Wednesday, 1 June 2011

NOTE: Length Functions (Something Missing?)

How many functions to tell you the length of a value do you need? At least six apparently! SAS provides LENGTH, LENGTHC, LENGTHM, LENGTHN, KLENGTH and %LENGTH. Why?...

As we've all discovered to our cost, the basic LENGTH function accurately tells us the length of a character string (excluding trailing blanks) unless the string is completely blank, in which case LENGTH misleadingly returns the value 1. That's why I always use LENGTHN; it returns the value zero for a blank string.

I rarely use the others but, for the record, LENGTHC returns the length of a string including trailing blanks; but beware because it returns the value one when supplied with a null string as input.

The LENGTHM function is a slightly different beast because it returns the declared length of the variable rather than of its contents, i.e. it returns what was specified on (or implied for) the variable's LENGTH statement. KLENGTH is another oddity. In essence, it is the DBCS equivalnet of LENGTH. And %LENGTH is the macro equivalent of LENGTHN, i.e. it returns zero for a null/blank string.

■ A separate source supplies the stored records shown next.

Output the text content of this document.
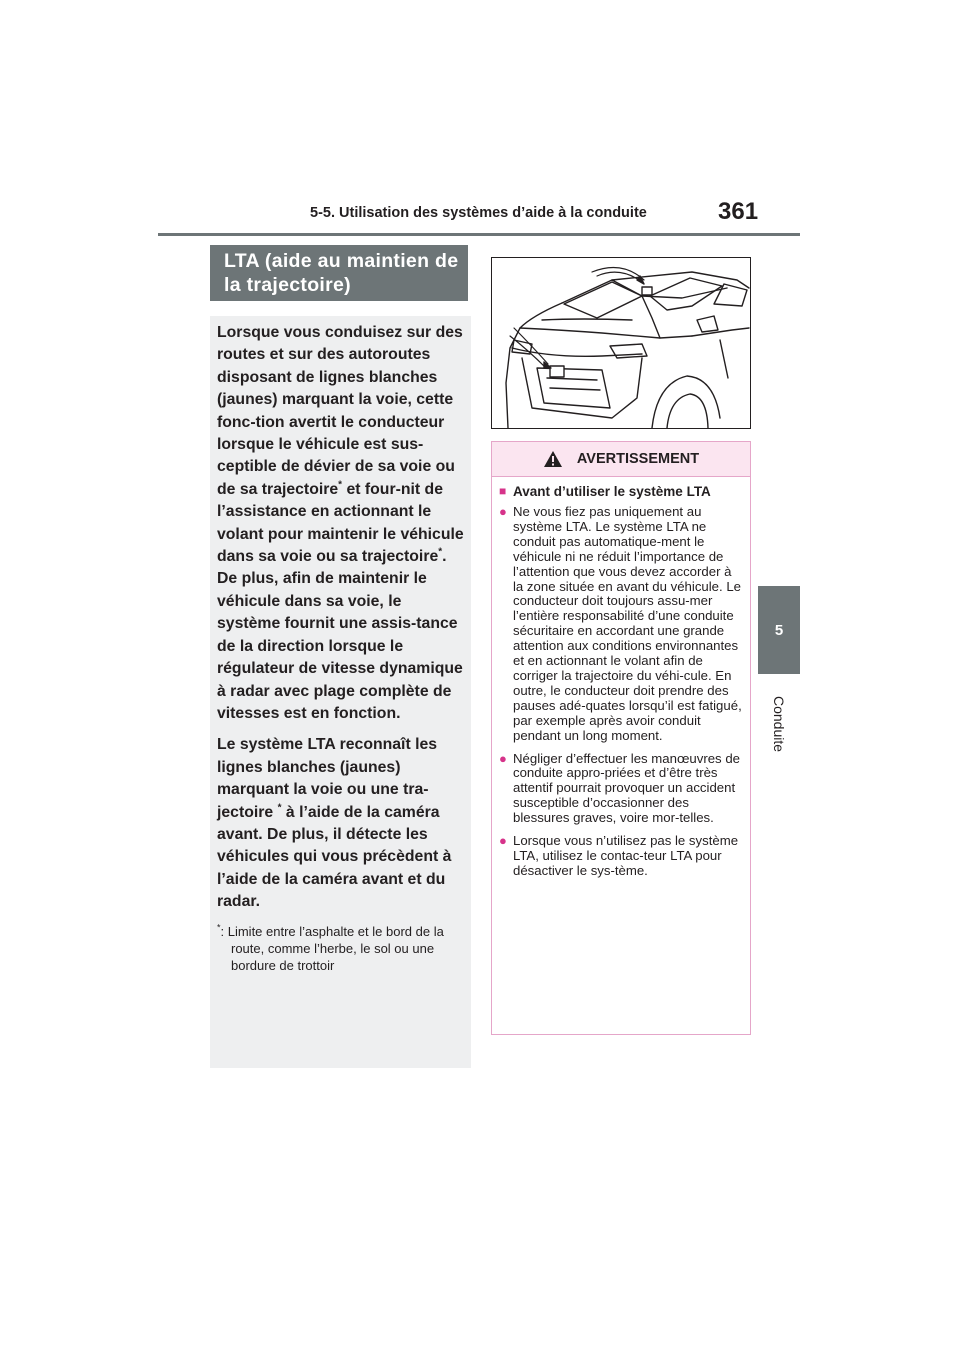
5-5. Utilisation des systèmes d’aide à la conduite	361
5
Conduite
LTA (aide au maintien de la trajectoire)

Lorsque vous conduisez sur des routes et sur des autoroutes disposant de lignes blanches (jaunes) marquant la voie, cette fonc-tion avertit le conducteur lorsque le véhicule est sus-ceptible de dévier de sa voie ou de sa trajectoire* et four-nit de l’assistance en actionnant le volant pour maintenir le véhicule dans sa voie ou sa trajectoire*. De plus, afin de maintenir le véhicule dans sa voie, le système fournit une assis-tance de la direction lorsque le régulateur de vitesse dynamique à radar avec plage complète de vitesses est en fonction.

Le système LTA reconnaît les lignes blanches (jaunes) marquant la voie ou une tra-jectoire * à l’aide de la caméra avant. De plus, il détecte les véhicules qui vous précèdent à l’aide de la caméra avant et du radar.

*: Limite entre l’asphalte et le bord de la route, comme l’herbe, le sol ou une bordure de trottoir
AVERTISSEMENT
■ Avant d’utiliser le système LTA
● Ne vous fiez pas uniquement au système LTA. Le système LTA ne conduit pas automatique-ment le véhicule ni ne réduit l’importance de l’attention que vous devez accorder à la zone située en avant du véhicule. Le conducteur doit toujours assu-mer l’entière responsabilité d’une conduite sécuritaire en accordant une grande attention aux conditions environnantes et en actionnant le volant afin de corriger la trajectoire du véhi-cule. En outre, le conducteur doit prendre des pauses adé-quates lorsqu’il est fatigué, par exemple après avoir conduit pendant un long moment.
● Négliger d’effectuer les manœuvres de conduite appro-priées et d’être très attentif pourrait provoquer un accident susceptible d’occasionner des blessures graves, voire mor-telles.
● Lorsque vous n’utilisez pas le système LTA, utilisez le contac-teur LTA pour désactiver le sys-tème.
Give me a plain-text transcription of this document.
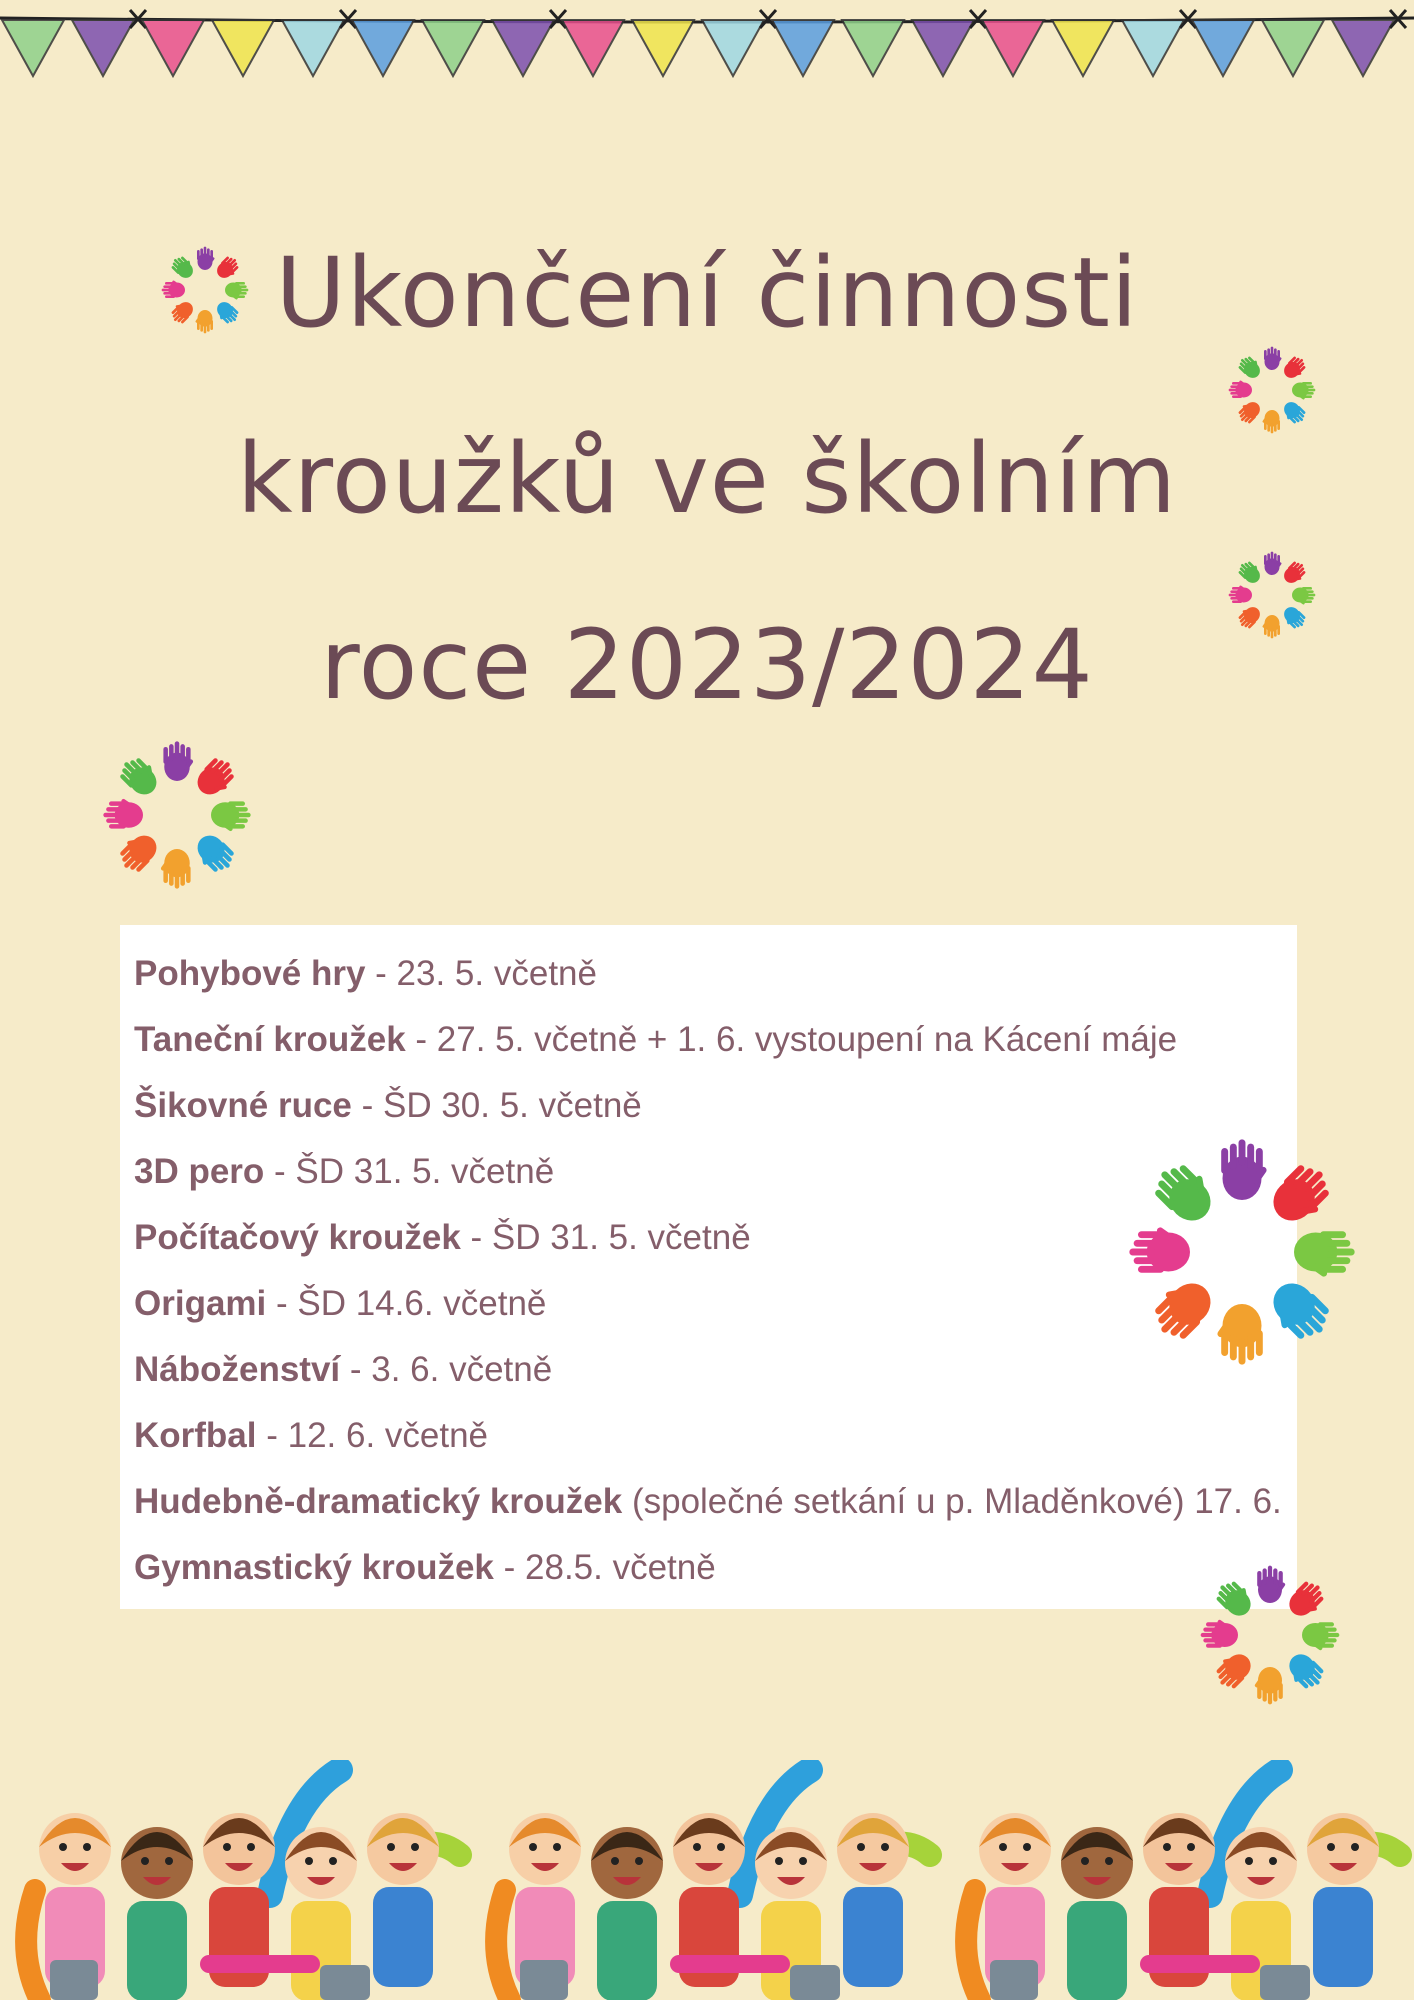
Ukončení činnosti
kroužků ve školním
roce 2023/2024
Pohybové hry - 23. 5. včetně
Taneční kroužek - 27. 5. včetně + 1. 6. vystoupení na Kácení máje
Šikovné ruce - ŠD 30. 5. včetně
3D pero - ŠD 31. 5. včetně
Počítačový kroužek - ŠD 31. 5. včetně
Origami - ŠD 14.6. včetně
Náboženství - 3. 6. včetně
Korfbal - 12. 6. včetně
Hudebně-dramatický kroužek (společné setkání u p. Mladěnkové) 17. 6.
Gymnastický kroužek - 28.5. včetně
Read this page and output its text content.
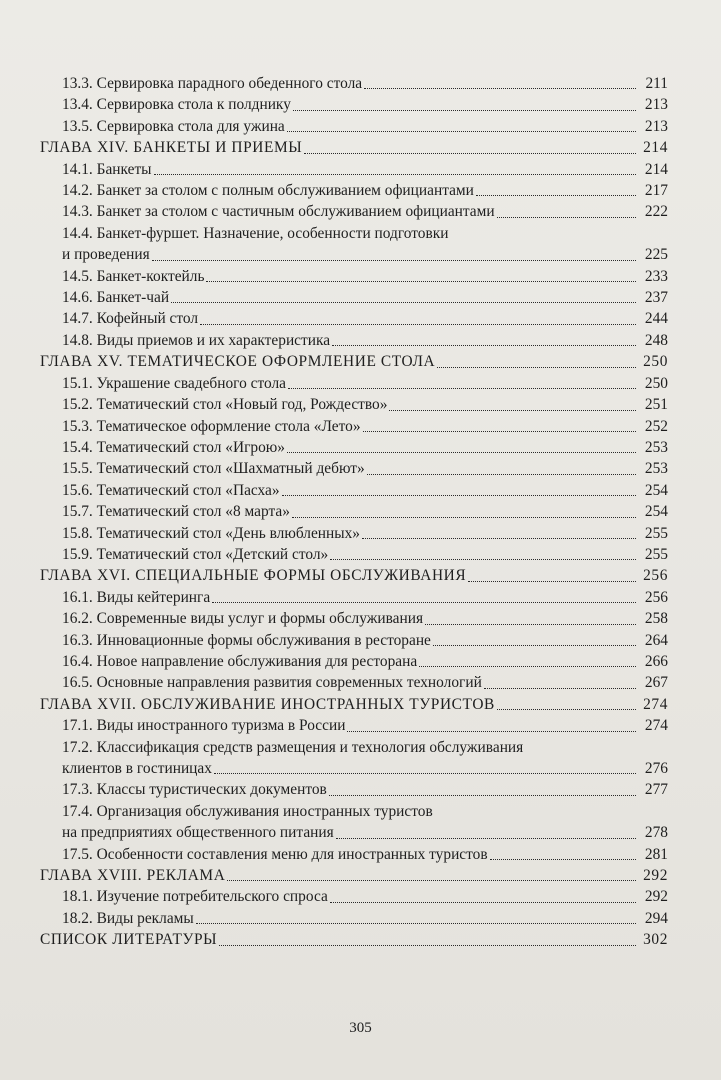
13.3. Сервировка парадного обеденного стола	211
13.4. Сервировка стола к полднику	213
13.5. Сервировка стола для ужина	213
ГЛАВА XIV. БАНКЕТЫ И ПРИЕМЫ	214
14.1. Банкеты	214
14.2. Банкет за столом с полным обслуживанием официантами	217
14.3. Банкет за столом с частичным обслуживанием официантами	222
14.4. Банкет-фуршет. Назначение, особенности подготовки
и проведения	225
14.5. Банкет-коктейль	233
14.6. Банкет-чай	237
14.7. Кофейный стол	244
14.8. Виды приемов и их характеристика	248
ГЛАВА XV. ТЕМАТИЧЕСКОЕ ОФОРМЛЕНИЕ СТОЛА	250
15.1. Украшение свадебного стола	250
15.2. Тематический стол «Новый год, Рождество»	251
15.3. Тематическое оформление стола «Лето»	252
15.4. Тематический стол «Игрою»	253
15.5. Тематический стол «Шахматный дебют»	253
15.6. Тематический стол «Пасха»	254
15.7. Тематический стол «8 марта»	254
15.8. Тематический стол «День влюбленных»	255
15.9. Тематический стол «Детский стол»	255
ГЛАВА XVI. СПЕЦИАЛЬНЫЕ ФОРМЫ ОБСЛУЖИВАНИЯ	256
16.1. Виды кейтеринга	256
16.2. Современные виды услуг и формы обслуживания	258
16.3. Инновационные формы обслуживания в ресторане	264
16.4. Новое направление обслуживания для ресторана	266
16.5. Основные направления развития современных технологий	267
ГЛАВА XVII. ОБСЛУЖИВАНИЕ ИНОСТРАННЫХ ТУРИСТОВ	274
17.1. Виды иностранного туризма в России	274
17.2. Классификация средств размещения и технология обслуживания
клиентов в гостиницах	276
17.3. Классы туристических документов	277
17.4. Организация обслуживания иностранных туристов
на предприятиях общественного питания	278
17.5. Особенности составления меню для иностранных туристов	281
ГЛАВА XVIII. РЕКЛАМА	292
18.1. Изучение потребительского спроса	292
18.2. Виды рекламы	294
СПИСОК ЛИТЕРАТУРЫ	302
305
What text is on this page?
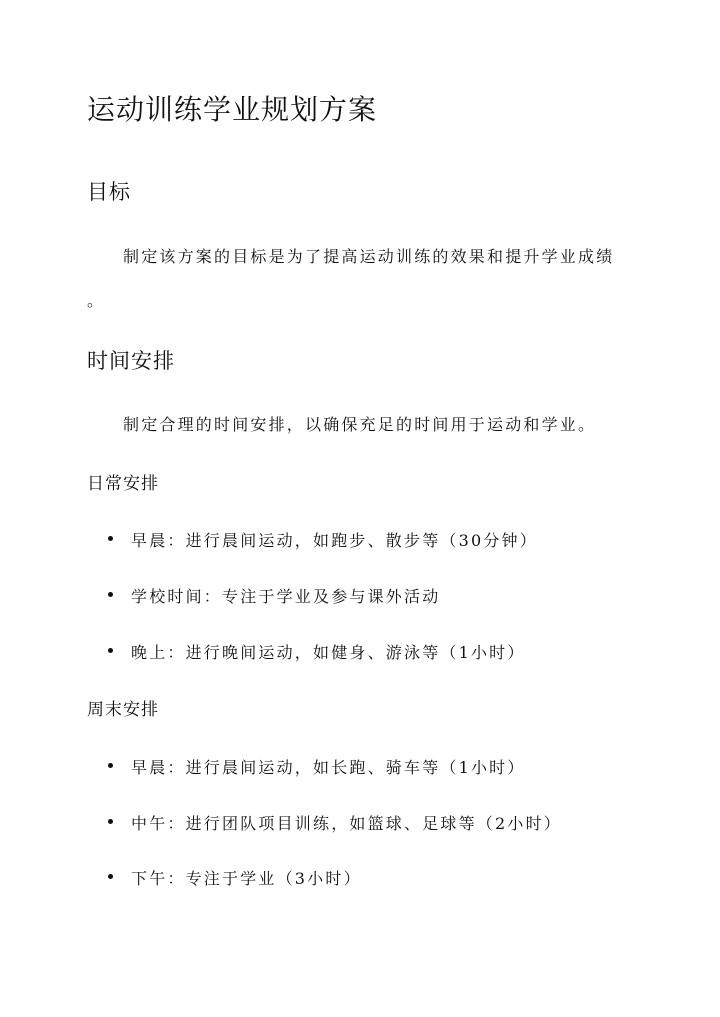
运动训练学业规划方案
目标

制定该方案的目标是为了提高运动训练的效果和提升学业成绩

。

时间安排

制定合理的时间安排，以确保充足的时间用于运动和学业。

日常安排
早晨：进行晨间运动，如跑步、散步等（30分钟）
学校时间：专注于学业及参与课外活动
晚上：进行晚间运动，如健身、游泳等（1小时）
周末安排
早晨：进行晨间运动，如长跑、骑车等（1小时）
中午：进行团队项目训练，如篮球、足球等（2小时）
下午：专注于学业（3小时）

Oh, there's a %KLENGTH too. And SAS/IML has a length function too, but let's not go there!

Why might we be using length functions? One popular use is to test if a variable is missing or null. For these cases, the MISSING or NMISS functions are often the best option - not least because their names make the purpose of their usage far clearer than using a length function.

The MISSING function returns 1 if the value passed to it is missing. The value passed to it can be numeric or character. A chracter string is deemed to be missing if it is all blank or has zero length. Perfect! This is a far better choice than any of the length functions if you want to test  avariable for a missing value.

NMISS returns the number of missing numeric values.

Finally, for completeness, I should mention CALL MISSING. You can use this routine to set character or numeric values to missing, though very few of us do.